My original tag line for this blog included things like healthy eating, exercise and positive thinking. I removed them a while back, because I haven’t ended up blogging about them on their own much. But even the thought that I might blog a lot about any of those topics has really helped me to just be aware of things I can do to help myself think more positively. Sometimes that’s a lot of the battle.
I’m fairly naturally cynical and sarcastic, so some of the more woo woo, ultra positive stuff on the internet or in the self help arena makes me roll my eyes and fake vomiting. But you can be cynical, sarcastic and positive, even if it sounds kind of counter intuitive. It’s more about finding what works for you and using it. If woo woo works for you, use it. If it makes you dry retch, then move on and find what does work for you.
In all areas of life, there’s one thing I believe: there is no one size fits all solution. Which is probably why most diet fads fail.

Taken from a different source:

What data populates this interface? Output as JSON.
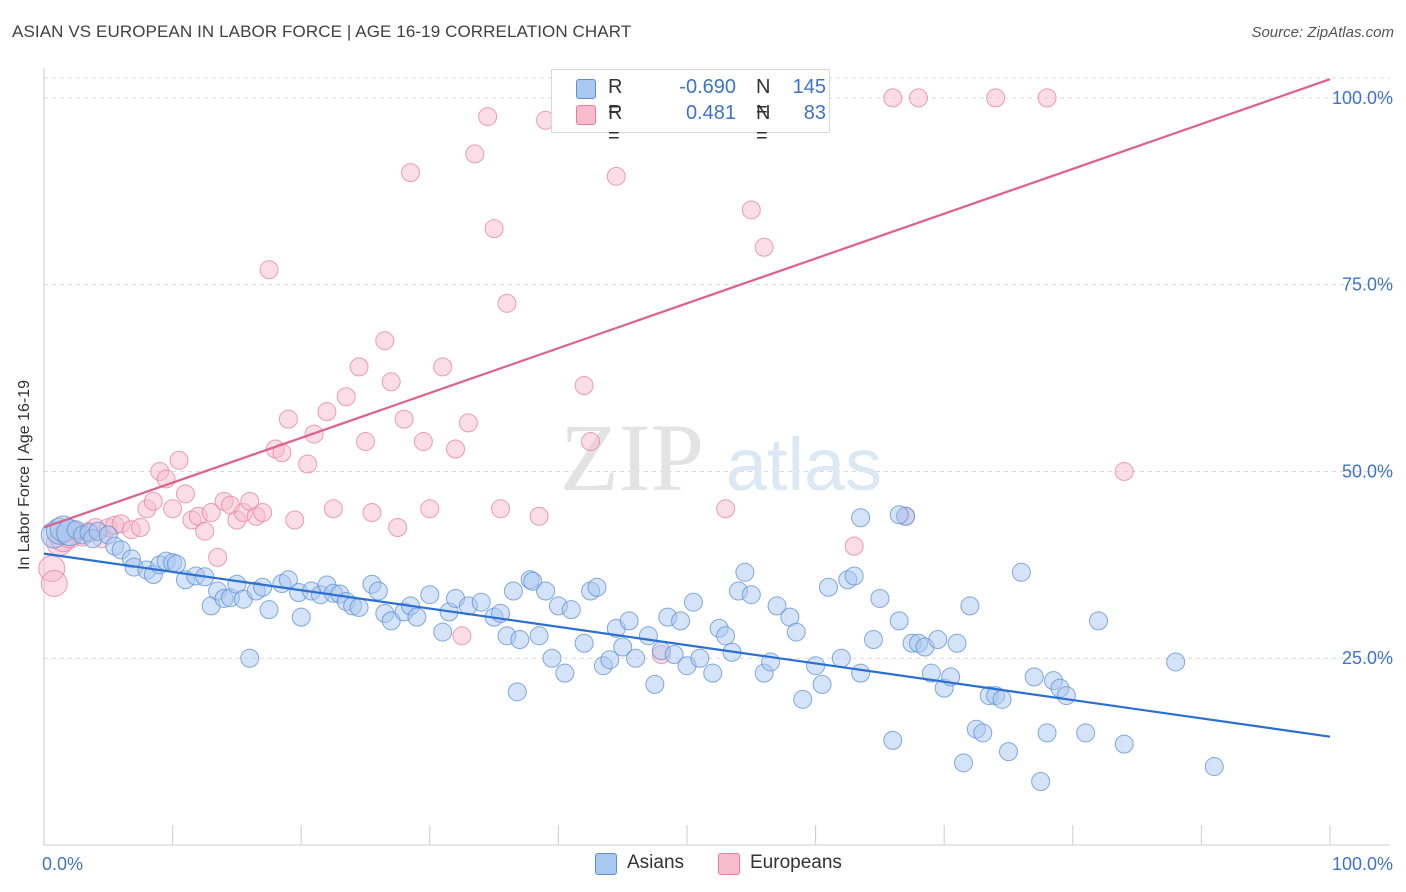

Which brings me to other parts of my health. Namely, exercise. Man, have I let that slide. When I was reading Chris Guillebeau’s book The Art of Non-Conformity recently there was an exercise about mapping out your ideal day. And one of the things that clicked in my head as I read this: I want to do a different type of exercise every day. Kayaking one day. Stand up paddle-boarding the next. Cycling. Walking. Maybe a dance lesson (though who knows what style). Exercise is not something that I feel the need to be a specialist in. It’s something I want to enjoy and learn about.
Of course, three out of those five things cost money, which is what I don’ t have right now. I do have a bike and some legs though. And I’m still not cycling or walking. I would say I need an exercise buddy to ‘motivate’ me, but putting more pressure on me is more likely to make me say ‘stuff this’ and not do it. My brain is stubborn.
One day I’ll work out the way to make myself develop the exercising habit.
How do you go about your physical exercise? Do you find being aware of why you’re having certain thoughts to help “control” them?